Dezeen and MINI World Tour: next in our series of movies from Eindhoven, Dutch designer Piet Hein Eek discusses his fascination with waste materials and explains how he set up his huge studio complex in the city to manufacture his own products. Update: this interview is featured in Dezeen Book of Interviews, which is on sale now for £12.
"It wasn't meant to be this big," says Hein Eek. "But when we bought the building this was the only one where the workplace could be in the heart of the company, which was important for us."
"If a client walks in they can see how [a product] is designed, but they can also see how the products are made."
Over the years, Hien Eek has expanded his operations to fill the space, which now includes a shop, restaurant and gallery.
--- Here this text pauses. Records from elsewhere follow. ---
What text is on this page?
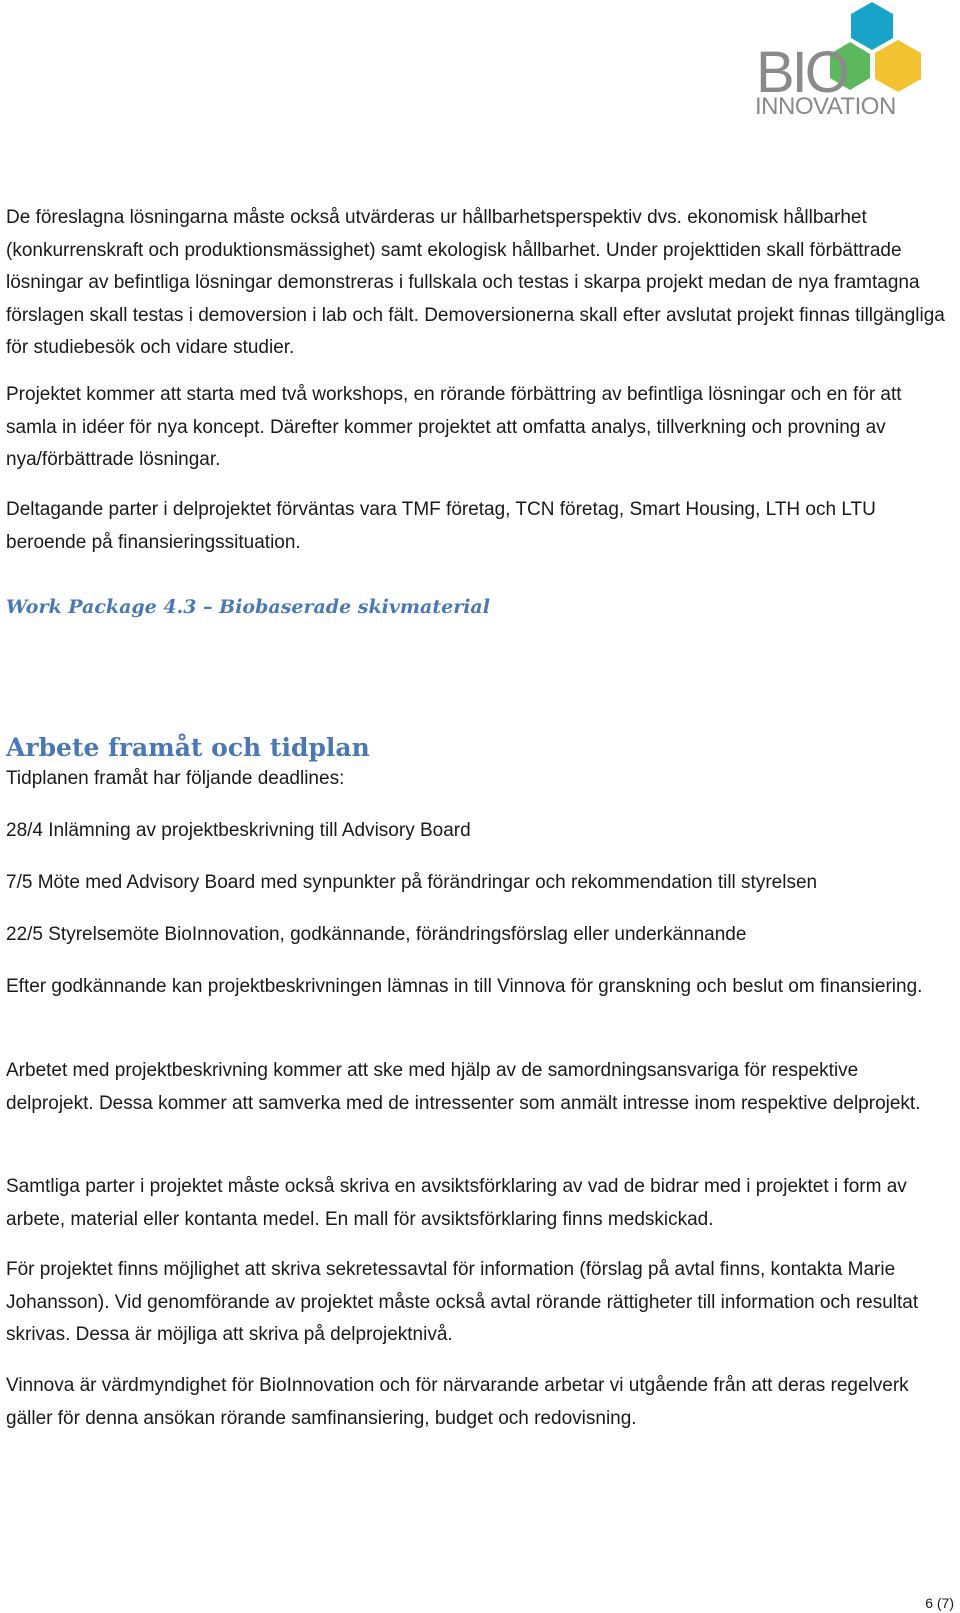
BIO
INNOVATION

De föreslagna lösningarna måste också utvärderas ur hållbarhetsperspektiv dvs. ekonomisk hållbarhet (konkurrenskraft och produktionsmässighet) samt ekologisk hållbarhet. Under projekttiden skall förbättrade lösningar av befintliga lösningar demonstreras i fullskala och testas i skarpa projekt medan de nya framtagna förslagen skall testas i demoversion i lab och fält. Demoversionerna skall efter avslutat projekt finnas tillgängliga för studiebesök och vidare studier.

Projektet kommer att starta med två workshops, en rörande förbättring av befintliga lösningar och en för att samla in idéer för nya koncept. Därefter kommer projektet att omfatta analys, tillverkning och provning av nya/förbättrade lösningar.

Deltagande parter i delprojektet förväntas vara TMF företag, TCN företag, Smart Housing, LTH och LTU beroende på finansieringssituation.

Work Package 4.3 – Biobaserade skivmaterial
Arbete framåt och tidplan

Tidplanen framåt har följande deadlines:

28/4 Inlämning av projektbeskrivning till Advisory Board

7/5 Möte med Advisory Board med synpunkter på förändringar och rekommendation till styrelsen

22/5 Styrelsemöte BioInnovation, godkännande, förändringsförslag eller underkännande

Efter godkännande kan projektbeskrivningen lämnas in till Vinnova för granskning och beslut om finansiering.

Arbetet med projektbeskrivning kommer att ske med hjälp av de samordningsansvariga för respektive delprojekt. Dessa kommer att samverka med de intressenter som anmält intresse inom respektive delprojekt.

Samtliga parter i projektet måste också skriva en avsiktsförklaring av vad de bidrar med i projektet i form av arbete, material eller kontanta medel. En mall för avsiktsförklaring finns medskickad.

För projektet finns möjlighet att skriva sekretessavtal för information (förslag på avtal finns, kontakta Marie Johansson). Vid genomförande av projektet måste också avtal rörande rättigheter till information och resultat skrivas. Dessa är möjliga att skriva på delprojektnivå.

Vinnova är värdmyndighet för BioInnovation och för närvarande arbetar vi utgående från att deras regelverk gäller för denna ansökan rörande samfinansiering, budget och redovisning.

6 (7)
"Everything we wanted to do a little bit, we started doing really big," Hein Eek explains. "The lunch room became a restaurant, the art above the sofa became a gallery and the little things along the counter became a shop."
Hein Eek says that he always wanted to produce his own products, which is why he chose to stay in Eindhoven after graduating from Design Academy Eindhoven in 1990, an unusual choice at the time.
"The whole theme has always been that I want to make my own stuff," he says. "When I got my degree, Eindhoven was already the perfect place to produce."
"I was one of the few that stayed in Eindhoven. Now young designers stay here for the same reasons I stayed here 20 years ago."
A similarly unusual choice at the time was to produce furniture using scrap wood and metal, a process Hein Eek became famous for before up-cycling became fashionable.
"When I started [making furniture out of scrap material] it was not done," he says. "It was totally new, at a time where products were all perfect, to introduce quite a rough product."
Hein Eek says he is still fascinated with using waste materials. His new collection, Waste Waste 40x40, is a series of furniture made from 40mm squares of wood offcuts. "It is made from the left overs from the left overs," he claims.
He has also started to use waste plastic to create a series of busts.
"This is rubbish from the Tenerife beach," he says of one of the sculptures. "I always collect a lot of things on holiday and all the children help."
"So this is the last step in our material fetishisation - maybe that is the right word."